When Brandon had said she would be putting herself at risk, he must have seen that even though Andrew Carlisle would not be able to harm her physically, he might still be able to invade her mind and infect her soul.
Pulling herself together, Diana sat up straight and squared her shoulders. When she spoke, she willed her voice not to quaver.
'Let's get one thing straight, Mr. Carlisle,' she said. 'I'm the one calling the shots here. If you want to do this project, we're going to do it my way. Basic ground rule number one is that we don't talk about that night. Not now, not ever!'
'But that's pretty much the whole point, isn't it?' Carlisle said, smiling his ruined smile. 'Everything that happened before led up to it, and everything afterward led away from it.'
'That night isn't my point,' Diana returned. 'And I'm the one writing the book. If you don't like it, hire yourself another writer.'
'Hire?' Carlisle croaked. 'What do you mean, hire? I already told you I can't afford to pay you anything.'
'I'm being paid, all right,' Diana answered. 'My agent has pitched the idea to my editor in New York. The book I'm writing will be written, and I will be paid. The only question is whether or not any of your point of view actually appears in print. That depends on how well you behave, on whether or not you agree to do things my way.'
Diana suspected that Andrew Carlisle was a vain man who was prepared to go to any length in order to be immortalized in print. He must have realized that Diana Ladd Walker was his best chance for getting there. In this case, Diana's instincts were good. Her threat of cutting his perspective out of the project immediately delivered the required result.
'All right,' he agreed grudgingly. 'I won't mention it again. So where do we start?'
'From the beginning,' Diana said. 'With your family and your childhood.

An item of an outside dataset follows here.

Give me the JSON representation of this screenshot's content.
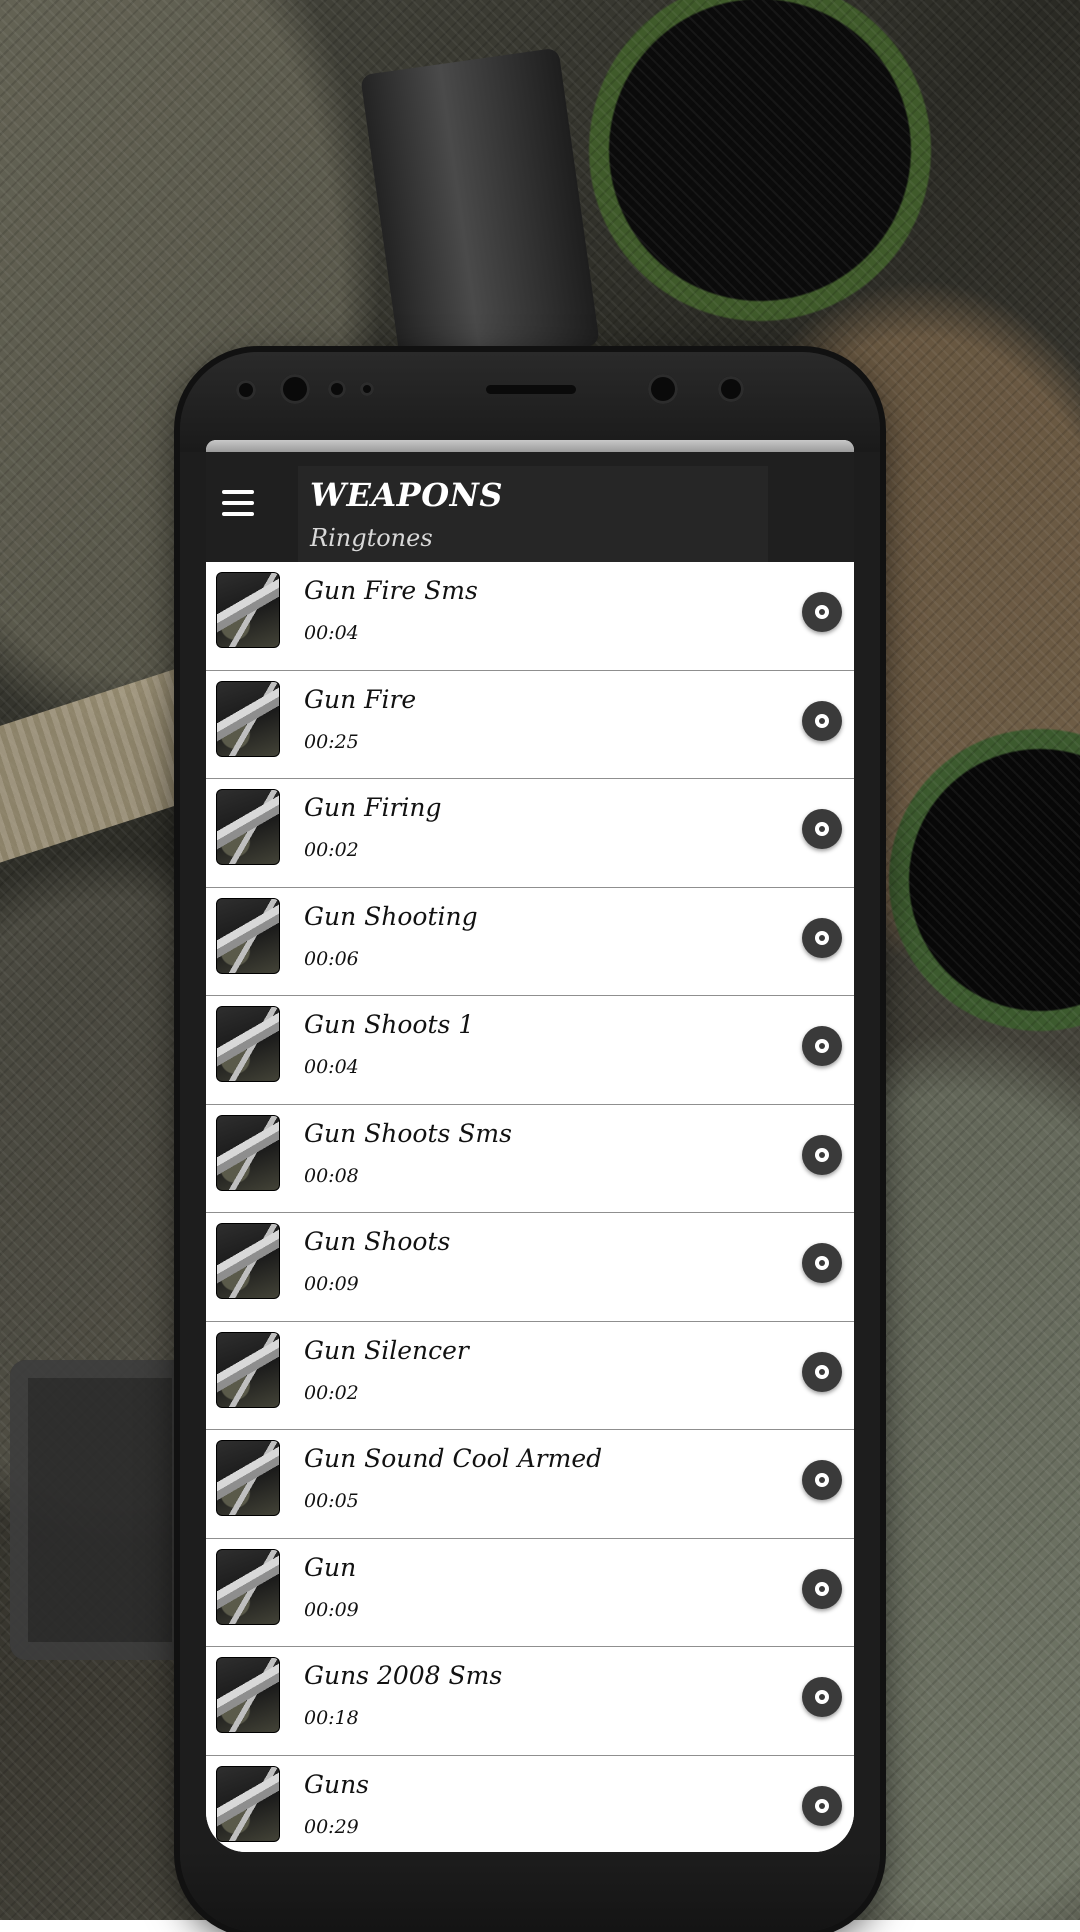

Where you were born and where you grew up. I'd also like to interview any living relatives.'
'Like my mother, you mean?' he asked.
Diana remembered being told that Andrew Carlisle's mother had been there in the yard at Gates Pass the night of her son's attack. Myrna Louise Spaulding had ridden down to Tucson from her home in Tempe with a homicide detective named G. T. Farrell. At the time Diana had been too preoccupied with everything else to notice. Later on, during the trial, Myrna Louise had been conspicuous in her absence. Diana had mistakenly assumed the woman was dead.
'You mean your mother's still alive?' Diana asked.

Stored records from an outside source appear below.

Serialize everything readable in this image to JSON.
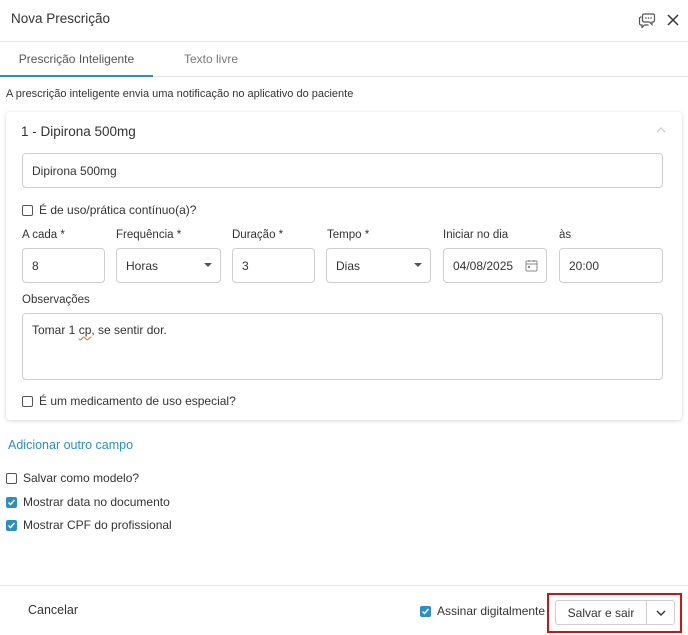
{
  "modal": {
    "title": "Nova Prescrição"
  },
  "tabs": [
    {
      "label": "Prescrição Inteligente",
      "active": true
    },
    {
      "label": "Texto livre",
      "active": false
    }
  ],
  "info_text": "A prescrição inteligente envia uma notificação no aplicativo do paciente",
  "prescription": {
    "title": "1 - Dipirona 500mg",
    "medication": "Dipirona 500mg",
    "continuous_label": "É de uso/prática contínuo(a)?",
    "continuous_checked": false,
    "fields": {
      "a_cada": {
        "label": "A cada *",
        "value": "8"
      },
      "frequencia": {
        "label": "Frequência *",
        "value": "Horas"
      },
      "duracao": {
        "label": "Duração *",
        "value": "3"
      },
      "tempo": {
        "label": "Tempo *",
        "value": "Dias"
      },
      "iniciar": {
        "label": "Iniciar no dia",
        "value": "04/08/2025"
      },
      "as": {
        "label": "às",
        "value": "20:00"
      }
    },
    "observacoes_label": "Observações",
    "observacoes": {
      "part1": "Tomar 1 ",
      "misspelled": "cp",
      "part2": ", se sentir dor."
    },
    "special_label": "É um medicamento de uso especial?",
    "special_checked": false
  },
  "add_field_link": "Adicionar outro campo",
  "options": [
    {
      "label": "Salvar como modelo?",
      "checked": false
    },
    {
      "label": "Mostrar data no documento",
      "checked": true
    },
    {
      "label": "Mostrar CPF do profissional",
      "checked": true
    }
  ],
  "footer": {
    "cancel": "Cancelar",
    "sign_label": "Assinar digitalmente",
    "sign_checked": true,
    "save_label": "Salvar e sair"
  },
  "colors": {
    "accent": "#2b8fc4",
    "highlight": "#d01414"
  }
}
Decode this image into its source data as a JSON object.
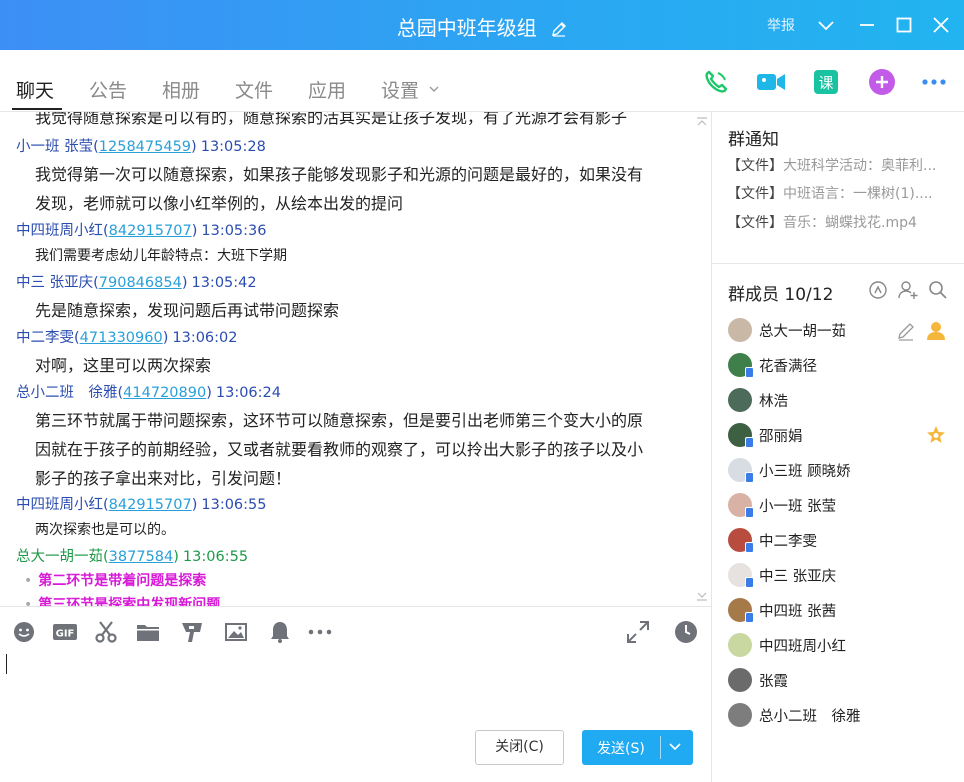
{
  "window": {
    "title": "总园中班年级组",
    "report_label": "举报"
  },
  "tabs": [
    {
      "label": "聊天",
      "active": true
    },
    {
      "label": "公告"
    },
    {
      "label": "相册"
    },
    {
      "label": "文件"
    },
    {
      "label": "应用"
    },
    {
      "label": "设置"
    }
  ],
  "header_actions": [
    "phone-icon",
    "video-call-icon",
    "course-icon",
    "add-app-icon",
    "more-icon"
  ],
  "messages": [
    {
      "text": "我觉得随意探索是可以有的，随意探索的活其实是让孩子发现，有了光源才会有影子"
    },
    {
      "sender": "小一班 张莹",
      "qq": "1258475459",
      "time": "13:05:28"
    },
    {
      "text": "我觉得第一次可以随意探索，如果孩子能够发现影子和光源的问题是最好的，如果没有"
    },
    {
      "text": "发现，老师就可以像小红举例的，从绘本出发的提问"
    },
    {
      "sender": "中四班周小红",
      "qq": "842915707",
      "time": "13:05:36"
    },
    {
      "text": "我们需要考虑幼儿年龄特点：大班下学期"
    },
    {
      "sender": "中三 张亚庆",
      "qq": "790846854",
      "time": "13:05:42"
    },
    {
      "text": "先是随意探索，发现问题后再试带问题探索"
    },
    {
      "sender": "中二李雯",
      "qq": "471330960",
      "time": "13:06:02"
    },
    {
      "text": "对啊，这里可以两次探索"
    },
    {
      "sender": "总小二班　徐雅",
      "qq": "414720890",
      "time": "13:06:24"
    },
    {
      "text": "第三环节就属于带问题探索，这环节可以随意探索，但是要引出老师第三个变大小的原"
    },
    {
      "text": "因就在于孩子的前期经验，又或者就要看教师的观察了，可以拎出大影子的孩子以及小"
    },
    {
      "text": "影子的孩子拿出来对比，引发问题！"
    },
    {
      "sender": "中四班周小红",
      "qq": "842915707",
      "time": "13:06:55"
    },
    {
      "text": "两次探索也是可以的。"
    },
    {
      "sender": "总大一胡一茹",
      "qq": "3877584",
      "time": "13:06:55"
    },
    {
      "text": "第二环节是带着问题是探索"
    },
    {
      "text": "第三环节是探索中发现新问题"
    }
  ],
  "input_tools": [
    "emoji-icon",
    "gif-icon",
    "scissors-icon",
    "folder-icon",
    "font-icon",
    "image-icon",
    "bell-icon",
    "more-tools-icon"
  ],
  "buttons": {
    "close": "关闭(C)",
    "send": "发送(S)"
  },
  "notice": {
    "title": "群通知",
    "items": [
      {
        "tag": "【文件】",
        "name": "大班科学活动：奥菲利..."
      },
      {
        "tag": "【文件】",
        "name": "中班语言：一棵树(1)...."
      },
      {
        "tag": "【文件】",
        "name": "音乐：蝴蝶找花.mp4"
      }
    ]
  },
  "members": {
    "title": "群成员 10/12",
    "list": [
      {
        "name": "总大一胡一茹",
        "avatar_color": "#c9b8a6"
      },
      {
        "name": "花香满径",
        "avatar_color": "#3f7f4a"
      },
      {
        "name": "林浩",
        "avatar_color": "#4c6b58"
      },
      {
        "name": "邵丽娟",
        "avatar_color": "#3d5f42"
      },
      {
        "name": "小三班 顾晓娇",
        "avatar_color": "#d7dde3"
      },
      {
        "name": "小一班 张莹",
        "avatar_color": "#d9b2a6"
      },
      {
        "name": "中二李雯",
        "avatar_color": "#b84d3f"
      },
      {
        "name": "中三 张亚庆",
        "avatar_color": "#e7e2df"
      },
      {
        "name": "中四班 张茜",
        "avatar_color": "#a67a48"
      },
      {
        "name": "中四班周小红",
        "avatar_color": "#c8d8a0"
      },
      {
        "name": "张霞",
        "avatar_color": "#6b6b6b"
      },
      {
        "name": "总小二班　徐雅",
        "avatar_color": "#7d7d7d"
      }
    ]
  },
  "colors": {
    "titlebar_start": "#3d8ff5",
    "titlebar_end": "#22b4f0",
    "send_button": "#1faaf1",
    "highlight_magenta": "#d81ad8"
  }
}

'More or less. She lives in one of those marginal retirement homes in Chandler. From the sound of it, I'd say it's a pretty awful place, but I doubt she can afford any better.'
'Does she come here to see you?'
'Not anymore. She used to. The first time I was here. Still, once a year, on my birthday, she sends me a box of chocolates. See's Assorted. I've never bothered to tell her I hate the damn things. She's my mother, after all, so you'd think she'd remember that I never liked chocolate, not even when I was little.'
'If you don't like the chocolates she sends you, what do you do with them, then?' Diana asked. 'Give them away?'
Carlisle grinned. 'Are you kidding? The guy in the cell next to me would kill for one of 'em, so I flush them down the toilet. One at a time. It drives him crazy.'
Another shiver of chills flashed through Diana's body.
'Getting back to establishing ground rules,' Andrew Carlisle continued. 'How do you want to do this? We could probably sit here chatting this way, or else I could let you review some of the material I've already put together.